Il sistema censorio in questo caso viene chiamato da Freud Super-ego, che è una struttura inconscia che funziona essenzialmente come un tribunale della nostra psiche, ovvero quel tribunale che sanziona i nostri desideri e le nostre pulsioni e cerca di giudicare se sono degne di affiorare o se invece siano pericolose essendo sostanzialmente contro le norme su cui si basa la relazione sociale. Ora il super io si baserà su un insieme di valori, che sono i valori di riferimento dell'inconscio e secondo Freud chi dà i valori ad un individuo sono i genitori, ecco perché il super io si costruisce sull'immagine del super io dei nostri genitori, determinando una continuità tra le generazioni che ci permette di collegarci a quanto veniva espresso come valore in precedenza.

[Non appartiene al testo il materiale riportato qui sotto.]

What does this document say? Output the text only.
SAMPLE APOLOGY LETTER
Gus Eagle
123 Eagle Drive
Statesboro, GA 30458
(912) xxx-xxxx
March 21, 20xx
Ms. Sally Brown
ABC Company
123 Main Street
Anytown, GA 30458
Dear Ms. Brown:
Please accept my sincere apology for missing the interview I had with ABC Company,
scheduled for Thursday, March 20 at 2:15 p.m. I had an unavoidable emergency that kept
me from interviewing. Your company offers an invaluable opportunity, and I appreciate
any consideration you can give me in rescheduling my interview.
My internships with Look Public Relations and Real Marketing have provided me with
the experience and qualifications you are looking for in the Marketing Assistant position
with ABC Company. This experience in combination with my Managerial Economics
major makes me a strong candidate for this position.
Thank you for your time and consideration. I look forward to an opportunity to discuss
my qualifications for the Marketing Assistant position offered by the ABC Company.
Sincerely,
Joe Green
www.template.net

Ma se l’io è qualcosa che costantemente si costruisce e se ogni esperienza funziona anche come un tentativo di copertura di qualcosa, ecco che diventa difficile capire se è possibile arrivare alla fine di una terapia analitica, infatti il terapeuta sempre di più diventa come un archeologo che scava e trova un elemento traumatico il quale però potrebbe non essere prioritario perché rappresenta un elemento di copertura di qualcosa che sta sotto. Ecco perché Freud in un'opera che s'intitola “psicanalisi finita o di infinita”, si chiede se sia possibile arrivare a una fine; potremmo dire che dal punto di vista pratico necessariamente la terapia finisce, però teoricamente l'analisi è infinita perché in questo lavoro archeologico è difficile arrivare a ciò che ha perturbato l’io.